Human endogenous retroviruses and ageing

Over evolutionary time, the human genome has incorporated large amounts of genetic material from ancient retroviral infections, comprising ca. 8% of the total DNA. The majority of human endogenous retroviruses (HERVs) are defective due to the accumulation of mutations and deletions but some proviruses, especially in the youngest families (e.g. HERV-K (HML-2), contain intact genes permitting the production of proviral proteins (for a review, see [1]). The functions of HERVs have been under active investigation for decades and it is now known that far from being quiescent, some are involved in several crucial physiologic processes, clearly advantageous or essential to the host, e.g. placentation, neuroprotection and differentiation of cells in early embryos. However, there are now many publications also showing that HERVs are involved in the pathogenesis of several diseases (autoimmune, inflammatory, malignancies) [1].

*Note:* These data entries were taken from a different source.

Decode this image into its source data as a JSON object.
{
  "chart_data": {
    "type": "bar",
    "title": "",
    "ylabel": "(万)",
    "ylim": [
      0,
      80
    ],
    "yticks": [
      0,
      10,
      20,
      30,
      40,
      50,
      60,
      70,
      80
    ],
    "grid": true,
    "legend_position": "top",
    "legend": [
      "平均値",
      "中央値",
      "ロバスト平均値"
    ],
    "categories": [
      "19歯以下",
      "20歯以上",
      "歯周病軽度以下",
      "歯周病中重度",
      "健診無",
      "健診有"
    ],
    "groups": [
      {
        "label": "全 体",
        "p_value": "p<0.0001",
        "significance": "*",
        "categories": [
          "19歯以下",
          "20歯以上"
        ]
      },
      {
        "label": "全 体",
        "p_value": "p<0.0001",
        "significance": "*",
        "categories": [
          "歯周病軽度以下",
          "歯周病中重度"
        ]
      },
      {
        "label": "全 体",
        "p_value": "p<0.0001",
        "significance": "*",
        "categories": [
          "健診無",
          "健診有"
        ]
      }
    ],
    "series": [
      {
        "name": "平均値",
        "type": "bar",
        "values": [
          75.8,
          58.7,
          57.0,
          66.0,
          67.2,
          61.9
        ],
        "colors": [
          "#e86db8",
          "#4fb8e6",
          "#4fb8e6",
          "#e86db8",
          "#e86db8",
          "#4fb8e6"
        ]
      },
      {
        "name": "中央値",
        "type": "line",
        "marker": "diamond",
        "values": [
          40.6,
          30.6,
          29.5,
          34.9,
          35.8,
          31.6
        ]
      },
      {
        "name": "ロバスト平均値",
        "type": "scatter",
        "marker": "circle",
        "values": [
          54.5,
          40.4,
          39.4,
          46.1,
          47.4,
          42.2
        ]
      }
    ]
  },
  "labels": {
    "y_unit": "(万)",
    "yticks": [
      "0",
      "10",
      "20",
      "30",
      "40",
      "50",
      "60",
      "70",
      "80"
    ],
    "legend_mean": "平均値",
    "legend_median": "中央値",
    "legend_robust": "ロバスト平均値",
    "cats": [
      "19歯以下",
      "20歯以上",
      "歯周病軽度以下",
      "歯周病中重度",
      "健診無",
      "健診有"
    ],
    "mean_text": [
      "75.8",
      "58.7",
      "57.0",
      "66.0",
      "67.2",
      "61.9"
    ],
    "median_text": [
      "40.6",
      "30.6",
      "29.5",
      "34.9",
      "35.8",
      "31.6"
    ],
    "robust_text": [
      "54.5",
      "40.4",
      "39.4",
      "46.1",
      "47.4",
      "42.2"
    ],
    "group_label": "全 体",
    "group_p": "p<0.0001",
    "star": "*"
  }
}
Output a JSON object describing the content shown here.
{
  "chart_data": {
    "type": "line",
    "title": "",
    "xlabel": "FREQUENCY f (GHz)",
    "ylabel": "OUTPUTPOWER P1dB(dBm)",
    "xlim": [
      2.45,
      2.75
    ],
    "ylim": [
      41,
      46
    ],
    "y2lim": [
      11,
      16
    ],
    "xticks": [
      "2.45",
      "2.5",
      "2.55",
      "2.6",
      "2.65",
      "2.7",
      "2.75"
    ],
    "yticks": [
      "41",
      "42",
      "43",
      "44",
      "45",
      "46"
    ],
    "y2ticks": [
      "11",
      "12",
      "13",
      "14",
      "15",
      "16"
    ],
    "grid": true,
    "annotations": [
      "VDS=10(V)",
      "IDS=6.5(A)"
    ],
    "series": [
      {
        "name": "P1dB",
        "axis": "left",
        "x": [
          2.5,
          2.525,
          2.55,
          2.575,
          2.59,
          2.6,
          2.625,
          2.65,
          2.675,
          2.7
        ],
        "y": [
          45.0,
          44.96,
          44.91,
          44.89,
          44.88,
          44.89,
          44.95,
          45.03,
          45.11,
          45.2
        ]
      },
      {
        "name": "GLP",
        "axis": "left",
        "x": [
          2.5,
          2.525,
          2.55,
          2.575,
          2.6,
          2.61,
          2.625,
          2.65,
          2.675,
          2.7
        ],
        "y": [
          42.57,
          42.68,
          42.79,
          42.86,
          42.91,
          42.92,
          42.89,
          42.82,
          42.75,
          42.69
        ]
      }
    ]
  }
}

The regulation of the expression of HERVs is very complex. In healthy individuals their activation is controlled by epigenetic mechanisms, but some constitutive expression is observed in several organs of the body. It is obvious that genetic location of the provirus is decisive in the regulation of its expression, i.e. provirus insertions can be within or nearby a gene, resulting in a complex network of inductive signals. Therefore, studies demonstrating associations between HERV expression and a given disease condition would be more informative if the location of the provirus, and its surroundings, would be analyzed. One obvious pathogenetic mechanism would naturally be the production of new infective viruses, which would then insert into the genome as a provirus and modify the expression of the surrounding genes (insertional mutagenesis). Thus far, however, there is no evidence that this mechanism would be functional in humans. In addition to these complexities in the regulation of the transcription of HERVs, it is now known that the end products, i.e. the env, gag, pol-encoded proteins, are directly involved in the pathogenesis of some diseases, especially those of an autoimmune nature [2]. It seems that these proteins (especially env) can be recognized as foreign and are able to induce the production of autoantibodies (the shared epitope model). Also in this case it is probable that the various proviruses would have a different effect (i.e. the protein should be intact enough to be able to activate antibody production, but should also express the shared epitope).

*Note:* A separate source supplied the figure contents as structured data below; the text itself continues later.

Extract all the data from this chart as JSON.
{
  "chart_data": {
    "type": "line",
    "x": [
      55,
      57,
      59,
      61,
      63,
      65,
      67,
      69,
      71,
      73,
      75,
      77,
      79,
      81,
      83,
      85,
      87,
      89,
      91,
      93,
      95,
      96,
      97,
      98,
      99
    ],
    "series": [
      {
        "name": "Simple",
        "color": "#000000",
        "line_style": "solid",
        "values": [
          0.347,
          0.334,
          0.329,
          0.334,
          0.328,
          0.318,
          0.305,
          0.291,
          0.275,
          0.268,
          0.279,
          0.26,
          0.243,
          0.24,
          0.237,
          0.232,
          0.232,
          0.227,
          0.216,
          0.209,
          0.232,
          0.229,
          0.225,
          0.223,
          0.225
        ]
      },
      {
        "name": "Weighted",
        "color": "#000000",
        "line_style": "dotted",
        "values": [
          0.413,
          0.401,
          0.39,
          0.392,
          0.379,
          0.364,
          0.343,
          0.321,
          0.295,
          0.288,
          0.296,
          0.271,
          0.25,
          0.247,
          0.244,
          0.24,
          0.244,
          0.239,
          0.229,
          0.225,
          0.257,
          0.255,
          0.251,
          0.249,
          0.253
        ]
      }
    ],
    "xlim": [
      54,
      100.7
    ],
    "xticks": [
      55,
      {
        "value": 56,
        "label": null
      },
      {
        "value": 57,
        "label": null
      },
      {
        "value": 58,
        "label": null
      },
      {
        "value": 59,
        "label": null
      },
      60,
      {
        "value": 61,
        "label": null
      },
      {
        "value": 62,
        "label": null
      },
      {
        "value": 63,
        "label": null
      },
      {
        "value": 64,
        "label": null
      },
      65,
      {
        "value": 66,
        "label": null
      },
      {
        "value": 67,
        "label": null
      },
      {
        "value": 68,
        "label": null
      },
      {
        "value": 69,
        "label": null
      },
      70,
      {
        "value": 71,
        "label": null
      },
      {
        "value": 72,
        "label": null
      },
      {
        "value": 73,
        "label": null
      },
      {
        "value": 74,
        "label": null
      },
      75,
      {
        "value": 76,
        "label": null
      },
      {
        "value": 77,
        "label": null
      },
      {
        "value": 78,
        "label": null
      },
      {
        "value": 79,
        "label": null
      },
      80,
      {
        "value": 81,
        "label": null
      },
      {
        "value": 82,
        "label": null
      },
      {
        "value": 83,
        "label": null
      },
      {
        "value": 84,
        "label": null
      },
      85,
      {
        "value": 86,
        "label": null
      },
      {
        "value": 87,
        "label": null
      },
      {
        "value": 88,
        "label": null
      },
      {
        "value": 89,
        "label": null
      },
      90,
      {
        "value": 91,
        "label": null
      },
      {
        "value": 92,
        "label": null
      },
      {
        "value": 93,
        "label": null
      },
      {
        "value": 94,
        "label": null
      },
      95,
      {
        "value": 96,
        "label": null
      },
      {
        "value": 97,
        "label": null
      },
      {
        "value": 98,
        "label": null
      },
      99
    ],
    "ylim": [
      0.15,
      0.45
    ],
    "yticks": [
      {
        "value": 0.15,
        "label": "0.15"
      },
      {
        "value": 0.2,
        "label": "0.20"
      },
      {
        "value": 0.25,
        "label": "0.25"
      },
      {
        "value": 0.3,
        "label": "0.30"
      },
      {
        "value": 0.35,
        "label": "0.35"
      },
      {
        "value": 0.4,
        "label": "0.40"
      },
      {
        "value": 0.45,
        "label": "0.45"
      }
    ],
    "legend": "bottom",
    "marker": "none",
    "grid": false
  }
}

There is now evidence that the aging-associated changes in the defense mechanisms of the body modify the response against HERVs (eg. immunosenescence). For example, the activity of the HERV-K (HML-2) provirus at 1q22, which is relatively intact, is increased in older adults, and its expression is associated with a neutrophil-dominated inflammatory response [3]. As transcriptional changes in this response were very similar to those observed in influenza infection, in this respect it seems that this HERV behaves like a normal virus. Now, in a pre-print (not yet peer-reviewed) [4], Liu et al. have addressed the issue of the role of HERVs in cellular senescence, which is of major importance in ageing and inflammageing. Using various in vitro senescence models with cells from healthy individuals or from progeroid syndrome patients they observed high expression of several retroelements, including the HERV-K (HML-2) family retroviruses. This expression was probably due to the loss of epigenetic control (i.e. the same mechanism regulating the expression of HERVs in early embryonic cells). This expression also led to the production of HERV-K (HML-2) env protein. To examine the possible functions of the HERVs produced in the culture supernatants of senescent cells, they added this to cultures of “younger” cells and, surprisingly, a more rapid induction of senescence was observed. Moreover, treatment of the culture supernatant with anti-Env antibodies abolished this senescence-enhancing effect. Thus, they concluded that the HERV-Env protein is a major player in senescence induction in these in vitro models. Should it transpire that is also has a role in vivo in cell types the ageing of which resembles that observed in the in vitro senescence models, a new avenue for understanding and manipulating ageing processes in humans may be opened up.